Anyway, so with the one that's brewing, I've had the general notion since before Christmas; character notions closer to New Year's; a title soon after; plot details and images that will string together and keep it afloat.

What I'm missing is the thing. This thing, for me, is the thing that finally takes all of these random elements and makes it worth writing about. It's the missing link.

If I remember Chemistry, from way back in eleventh grade, I remember that a chemical reaction often will need the things you're trying to put together and a third thing--a catalyst. (Callback: aren't I fucking clever?!?)

Every story requires a catalyst. And, for me, sometimes what I think is a catalyst is really just an element to the story. I keep hitting on things and then saying "no, but that's another facet to the piece."

But I'm casting around, and coming up with bupkis. I'm sure something will hit--inspiration will strike like lightning--but as for right now...

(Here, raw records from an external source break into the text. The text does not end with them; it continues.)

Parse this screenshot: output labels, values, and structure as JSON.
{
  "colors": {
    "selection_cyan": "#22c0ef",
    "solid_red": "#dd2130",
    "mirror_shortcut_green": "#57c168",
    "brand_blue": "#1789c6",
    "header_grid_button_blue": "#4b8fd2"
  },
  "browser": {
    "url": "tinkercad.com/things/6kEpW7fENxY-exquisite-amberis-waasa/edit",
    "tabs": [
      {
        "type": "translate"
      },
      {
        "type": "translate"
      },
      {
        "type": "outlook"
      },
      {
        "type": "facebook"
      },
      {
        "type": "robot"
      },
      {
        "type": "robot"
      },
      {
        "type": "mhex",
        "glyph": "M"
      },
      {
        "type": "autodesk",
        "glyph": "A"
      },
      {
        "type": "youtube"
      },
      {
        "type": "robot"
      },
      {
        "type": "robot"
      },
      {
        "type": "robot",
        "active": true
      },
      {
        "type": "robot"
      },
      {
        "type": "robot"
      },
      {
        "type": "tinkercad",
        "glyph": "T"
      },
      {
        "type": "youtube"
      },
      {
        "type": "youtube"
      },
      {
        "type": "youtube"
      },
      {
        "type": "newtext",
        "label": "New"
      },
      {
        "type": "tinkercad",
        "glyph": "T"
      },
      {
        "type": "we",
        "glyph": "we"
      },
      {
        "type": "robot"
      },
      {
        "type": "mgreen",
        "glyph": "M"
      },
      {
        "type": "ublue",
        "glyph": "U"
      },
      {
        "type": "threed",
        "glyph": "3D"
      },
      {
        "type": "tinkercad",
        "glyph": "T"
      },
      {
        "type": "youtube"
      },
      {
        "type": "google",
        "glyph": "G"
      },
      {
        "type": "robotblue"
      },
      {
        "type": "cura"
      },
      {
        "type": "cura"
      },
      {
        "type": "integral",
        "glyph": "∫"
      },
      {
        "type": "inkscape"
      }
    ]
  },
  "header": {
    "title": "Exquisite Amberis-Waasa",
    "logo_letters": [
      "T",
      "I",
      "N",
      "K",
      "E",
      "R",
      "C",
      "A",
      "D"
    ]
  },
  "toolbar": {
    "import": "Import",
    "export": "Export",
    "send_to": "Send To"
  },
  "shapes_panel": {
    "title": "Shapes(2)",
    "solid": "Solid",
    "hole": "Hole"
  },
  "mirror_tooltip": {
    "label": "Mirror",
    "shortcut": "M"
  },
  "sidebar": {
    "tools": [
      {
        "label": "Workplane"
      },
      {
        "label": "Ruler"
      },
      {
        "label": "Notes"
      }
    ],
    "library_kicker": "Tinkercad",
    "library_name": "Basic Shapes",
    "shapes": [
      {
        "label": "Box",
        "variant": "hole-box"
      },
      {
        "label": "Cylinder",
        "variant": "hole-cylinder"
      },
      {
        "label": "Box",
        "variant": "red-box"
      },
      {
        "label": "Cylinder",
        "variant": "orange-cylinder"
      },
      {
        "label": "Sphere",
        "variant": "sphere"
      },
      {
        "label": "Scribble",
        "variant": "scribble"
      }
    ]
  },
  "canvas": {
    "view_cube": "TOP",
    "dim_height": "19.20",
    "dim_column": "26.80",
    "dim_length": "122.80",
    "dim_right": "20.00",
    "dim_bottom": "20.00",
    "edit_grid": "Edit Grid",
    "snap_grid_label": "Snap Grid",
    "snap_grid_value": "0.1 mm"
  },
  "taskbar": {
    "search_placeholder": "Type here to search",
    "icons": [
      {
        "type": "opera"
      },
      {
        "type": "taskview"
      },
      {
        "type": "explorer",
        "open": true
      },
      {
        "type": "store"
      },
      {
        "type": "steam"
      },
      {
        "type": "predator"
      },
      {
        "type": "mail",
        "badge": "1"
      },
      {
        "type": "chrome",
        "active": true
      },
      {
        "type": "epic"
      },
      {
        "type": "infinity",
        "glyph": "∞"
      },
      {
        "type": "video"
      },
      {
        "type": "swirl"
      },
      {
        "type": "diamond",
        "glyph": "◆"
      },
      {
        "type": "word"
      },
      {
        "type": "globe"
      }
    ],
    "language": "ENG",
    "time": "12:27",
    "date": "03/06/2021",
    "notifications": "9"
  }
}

And it's frustrating as fuck, because I sat down and watched Garden State for the first time since I bought it--and since I saw it in the theatre, so viewing number two--and wanted to write. I probably could've, but I told myself I didn't have this thing that I needed.

So, yeah. Things could be worse, I'm sure, and I hope this doesn't sound like whining. But, nothing else, I thought a view into my process could be--dunno--interesting. Contrary to what it seems, doing this stuff can be, y'know, work.